Il numero uno di Mps ha anche negato che l’ops sia stata preparata e concordata con il governo già mesi prima dell’annuncio ufficiale. È un fatto, però, che la scalata a Mediobanca si inserisce in una più ampia partita di potere che mira a ridisegnare gli assetti dell’alta finanza nazionale, fino a Generali, di cui Mediobanca è l’azionista principale con una quota del 13,1 per cento. Il prossimo 24 aprile è in programma l’assemblea della compagnia triestina che metterà ai voti la lista di candidati al consiglio d’amministrazione presentata da Caltagirone. Se questa dovesse prevalere, Generali avrebbe un cda di fatto ingovernabile formato da sei consiglieri proposti da Mediobanca e altrettanti dall’imprenditore romano.
L’opa di Mps potrebbe partire già in giugno per concludersi il mese successivo. A quel punto, se l’operazione avesse successo, la banca senese si troverebbe a comandare in casa Generali, grazie alle azioni di Trieste in portafoglio a Mediobanca. Di fatto quindi a decidere il futuro della compagnia sarebbe il governo insieme agli altri due grandi soci del Monte, cioè Caltagirone e i Del Vecchio.
Tempi duri in arrivo
Nel frattempo, a Siena si preparano al grande assalto, un’operazione che solo un anno fa sarebbe stata considerata fantascienza dagli analisti. Il sostegno dello Stato, l’aumento dei tassi d’interesse e la ristrutturazione gestita da Lovaglio hanno cambiato le carte in tavola.

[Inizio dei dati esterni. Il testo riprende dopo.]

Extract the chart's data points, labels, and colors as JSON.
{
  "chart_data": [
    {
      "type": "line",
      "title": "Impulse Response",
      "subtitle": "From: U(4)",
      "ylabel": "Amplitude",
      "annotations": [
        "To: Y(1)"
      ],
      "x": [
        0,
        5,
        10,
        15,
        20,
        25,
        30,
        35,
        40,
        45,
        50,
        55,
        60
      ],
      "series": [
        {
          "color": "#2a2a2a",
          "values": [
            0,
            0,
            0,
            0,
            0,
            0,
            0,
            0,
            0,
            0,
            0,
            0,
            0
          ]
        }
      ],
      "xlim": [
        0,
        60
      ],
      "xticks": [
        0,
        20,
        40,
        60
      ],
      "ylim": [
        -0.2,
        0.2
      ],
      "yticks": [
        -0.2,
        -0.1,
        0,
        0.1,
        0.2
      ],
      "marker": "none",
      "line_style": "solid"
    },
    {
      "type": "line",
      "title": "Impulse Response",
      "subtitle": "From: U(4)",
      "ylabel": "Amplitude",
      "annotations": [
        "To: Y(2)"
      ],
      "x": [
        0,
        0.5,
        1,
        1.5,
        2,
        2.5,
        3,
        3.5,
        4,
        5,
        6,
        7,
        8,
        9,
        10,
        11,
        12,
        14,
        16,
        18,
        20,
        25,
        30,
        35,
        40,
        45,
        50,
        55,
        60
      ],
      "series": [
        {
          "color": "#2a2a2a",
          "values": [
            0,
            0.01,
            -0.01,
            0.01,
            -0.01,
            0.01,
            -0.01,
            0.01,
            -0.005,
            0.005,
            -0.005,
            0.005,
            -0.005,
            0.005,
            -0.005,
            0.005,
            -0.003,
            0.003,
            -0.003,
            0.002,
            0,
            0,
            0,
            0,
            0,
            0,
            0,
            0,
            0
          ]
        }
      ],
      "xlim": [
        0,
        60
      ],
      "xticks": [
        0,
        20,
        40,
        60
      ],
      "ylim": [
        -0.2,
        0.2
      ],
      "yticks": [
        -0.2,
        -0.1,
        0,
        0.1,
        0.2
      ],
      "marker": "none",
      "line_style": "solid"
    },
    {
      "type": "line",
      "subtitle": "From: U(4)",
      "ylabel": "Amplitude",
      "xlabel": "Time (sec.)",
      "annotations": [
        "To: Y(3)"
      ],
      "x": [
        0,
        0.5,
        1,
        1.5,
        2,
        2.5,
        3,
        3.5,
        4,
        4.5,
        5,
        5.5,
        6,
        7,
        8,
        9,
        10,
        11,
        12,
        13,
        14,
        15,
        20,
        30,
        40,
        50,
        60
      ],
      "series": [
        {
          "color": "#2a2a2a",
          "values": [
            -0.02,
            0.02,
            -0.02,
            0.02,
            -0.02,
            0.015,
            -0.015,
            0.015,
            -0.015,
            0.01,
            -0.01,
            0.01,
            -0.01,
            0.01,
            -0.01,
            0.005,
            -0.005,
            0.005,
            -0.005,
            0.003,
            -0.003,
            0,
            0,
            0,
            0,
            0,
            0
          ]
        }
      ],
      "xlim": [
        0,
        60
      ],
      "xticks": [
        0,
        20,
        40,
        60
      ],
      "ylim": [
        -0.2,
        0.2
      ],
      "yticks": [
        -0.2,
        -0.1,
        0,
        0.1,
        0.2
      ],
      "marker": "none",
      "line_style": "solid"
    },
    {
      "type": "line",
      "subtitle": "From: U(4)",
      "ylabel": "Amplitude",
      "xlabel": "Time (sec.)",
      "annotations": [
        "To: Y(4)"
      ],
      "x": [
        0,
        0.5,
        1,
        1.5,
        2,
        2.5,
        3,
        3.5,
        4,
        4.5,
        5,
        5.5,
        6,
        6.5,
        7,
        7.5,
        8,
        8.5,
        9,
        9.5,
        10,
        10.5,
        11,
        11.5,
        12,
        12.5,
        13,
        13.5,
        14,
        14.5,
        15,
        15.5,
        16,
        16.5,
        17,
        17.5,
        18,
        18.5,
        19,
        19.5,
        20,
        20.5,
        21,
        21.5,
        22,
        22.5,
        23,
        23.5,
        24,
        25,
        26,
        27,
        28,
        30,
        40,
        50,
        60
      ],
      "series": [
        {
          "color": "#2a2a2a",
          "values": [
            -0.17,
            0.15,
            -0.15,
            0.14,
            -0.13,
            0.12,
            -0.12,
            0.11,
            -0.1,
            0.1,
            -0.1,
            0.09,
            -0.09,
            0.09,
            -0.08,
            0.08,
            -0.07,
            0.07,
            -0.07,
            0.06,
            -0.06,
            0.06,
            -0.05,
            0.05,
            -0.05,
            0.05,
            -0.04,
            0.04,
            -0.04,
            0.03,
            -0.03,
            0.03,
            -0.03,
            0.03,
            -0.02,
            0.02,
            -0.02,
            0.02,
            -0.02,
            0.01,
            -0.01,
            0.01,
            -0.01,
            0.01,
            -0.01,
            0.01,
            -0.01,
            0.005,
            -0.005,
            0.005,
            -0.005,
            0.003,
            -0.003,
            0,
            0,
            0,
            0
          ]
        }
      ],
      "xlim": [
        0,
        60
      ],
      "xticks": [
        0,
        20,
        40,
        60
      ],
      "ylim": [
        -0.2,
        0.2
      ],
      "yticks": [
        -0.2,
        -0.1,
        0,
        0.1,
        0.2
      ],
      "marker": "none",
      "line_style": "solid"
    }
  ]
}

«Molti analisti da principio erano critici, ma col tempo hanno capito le buone ragioni di un’integrazione di business tra una banca commerciale come Mps e Mediobanca, forte nella gestione di patrimoni e nell’attività di investimento», ha ricordato Lovaglio. Se l’acquisizione andasse in porto, il nuovo polo diventerebbe il terzo operatore bancario in Italia in termini di attivo di bilancio, alle spalle di Intesa e Unicredit.
«Siamo tra le banche più capitalizzate d’Europa», ha ripetuto Lovaglio in risposta a chi dubita che un istituto salvato dall’intervento dello Stato abbia la forza di reggere a un passo impegnativo come l’acquisizione di Mediobanca. Un’operazione «unica e non convenzionale per essere protagonisti del consolidamento del sistema», ha detto Lovaglio, che non ha nascosto le nubi all’orizzonte con l’ulteriore rallentamento della crescita economica innescato dalla guerra dei dazi. Come dire che per le banche, tutte le banche, potrebbero arrivare tempi duri. A Siena contano di cavarsela con il paracadute targato Mediobanca.